Bir şair; ama birçok şairin, şiirlerini ona mal ettiği bir şair.
Bir şair; ama pîr şair.
Hayyam’ın yaklaşık 1050 yıl önce söylediklerini söylemek için bugün bile cesaret gerekiyor. Buna rağmen,
Biz gidince şaşırıp kalmıştı zaman
Yalnız biri delinmişti, yüz inciden
Yazık ki yüz bin güzel ve derin anlam
Söylenmedi halkın bilinçsizliğinden
Diyebilen bir şairdir.
Ömer Hayyam, rubailerinde dinsel kuralların dayatmacılığında yaşamı sevimsizleştiren dinsel bağnazlığı sorgular; dinci yobazları eleştir. Onun için önemli olan bu dünyadaki yaşamdır. Bu yüzden şiirlerinde öteki dünyayı düşünmeden en güzel şekliyle yaşamayı salık verir. Yaşamı zevkle yaşamanın en önemli aracı da şaraptır. Özellikle la’l şarap. Şarap içmek ve şarap simgesel anlamlar taşıyabilir mi? Taşıyabilir. Ama nasıl yorumlanırsa yorumlansın hep aynı noktaya varılacaktır: Bu yaşam, bir anlıktır; o zaman olabildiğince keyfini çıkarmak gerekir.

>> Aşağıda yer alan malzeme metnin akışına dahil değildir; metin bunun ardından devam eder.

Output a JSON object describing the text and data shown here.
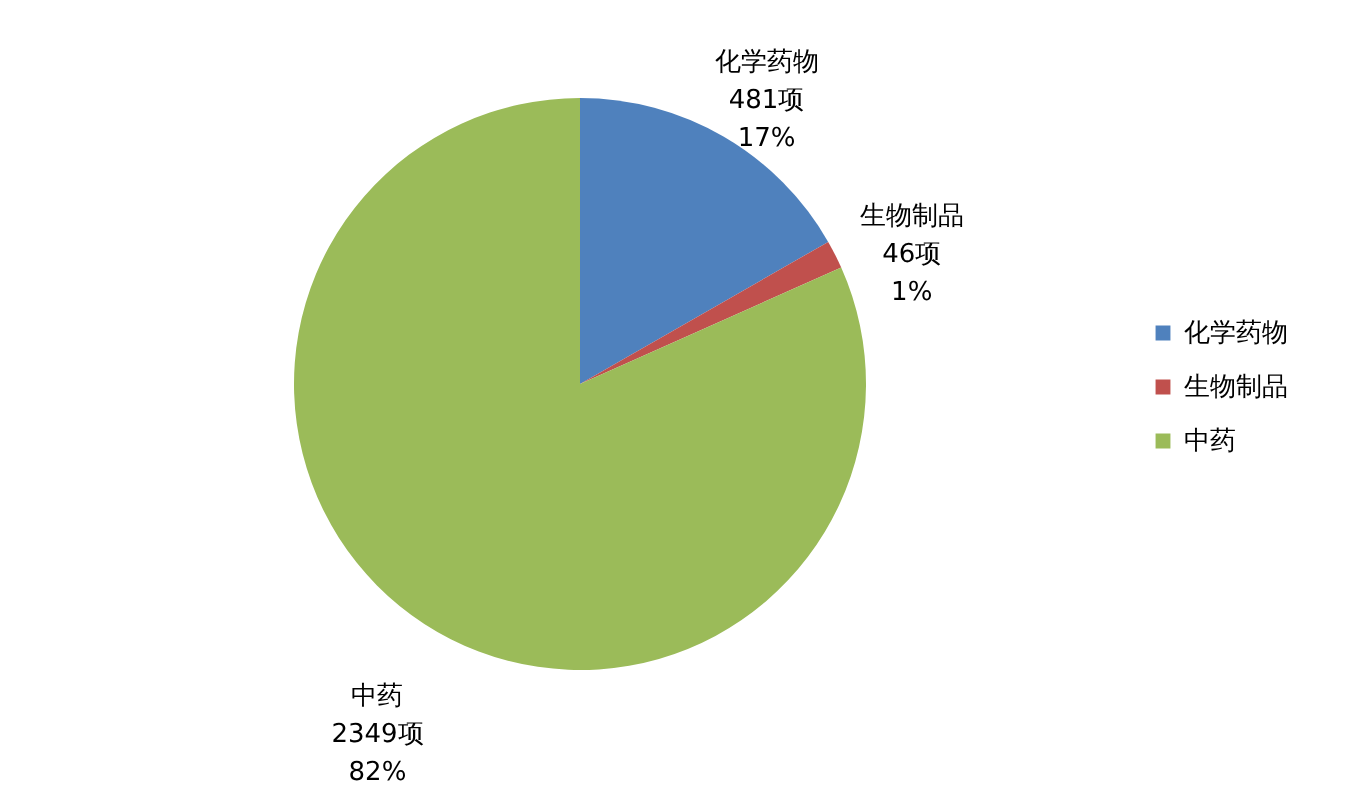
{
  "chart_data": {
    "type": "pie",
    "categories": [
      "化学药物",
      "生物制品",
      "中药"
    ],
    "values": [
      481,
      46,
      2349
    ],
    "colors": [
      "#4f81bd",
      "#c0504d",
      "#9bbb59"
    ],
    "value_labels": [
      "481项\n17%",
      "46项\n1%",
      "2349项\n82%"
    ],
    "legend": "right"
  }
}
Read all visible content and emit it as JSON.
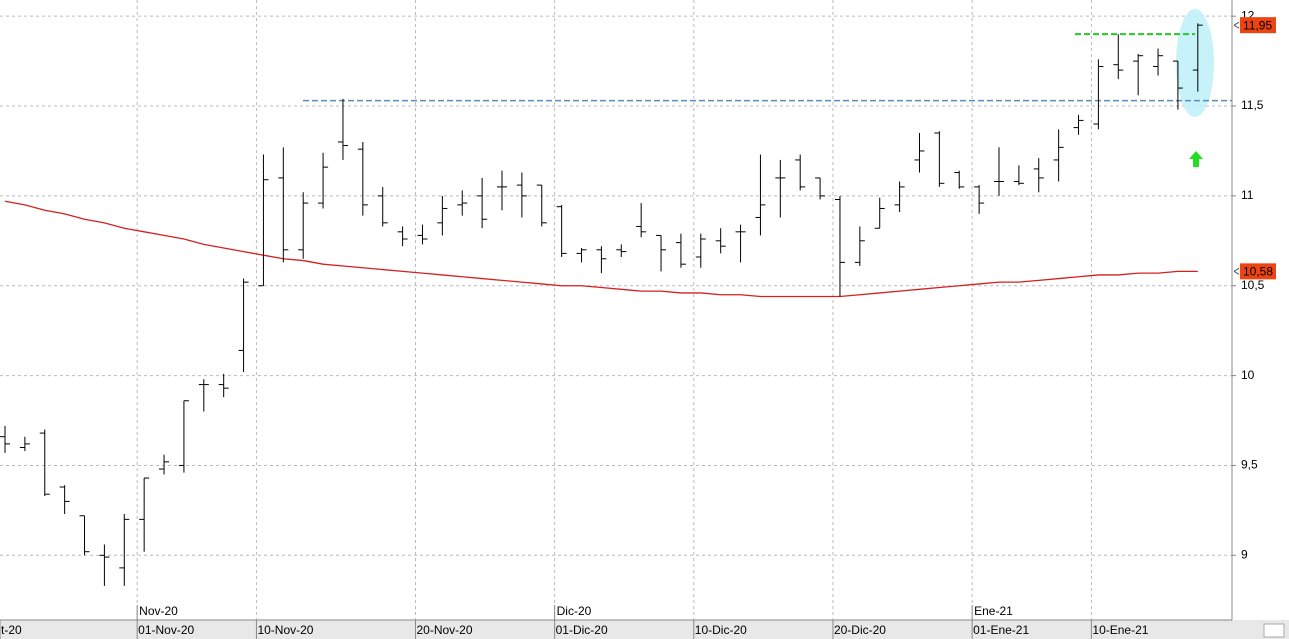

Hayyam, öteki dünyada var olduğu kabul edilen ve vadedilen bütün güzellikleri bir yana iterek der ki “vadedilen vadeli güzellikler sizin olsun! Bana bu dünyadaki peşin güzellikleri verin yeter.” Neler mi o güzellikler? Güzel bir doğada güzel bir sevgiliyle çeng (ud benzeri bir çalgı) eşliğinde şarap içmek… Neredeyse 1050 yıl öncesinin bu özlemleri bugün de geçerli değil mi?
Bu kitaptaki rubailer, olağanüstü bir zekâ, birikim ve gözlemin ustaca şiirleştirdiği; yaşamdan tat alma ve yaşama bağlılık haplarıdır. YIRTILSIN GECENİN ETEĞİ!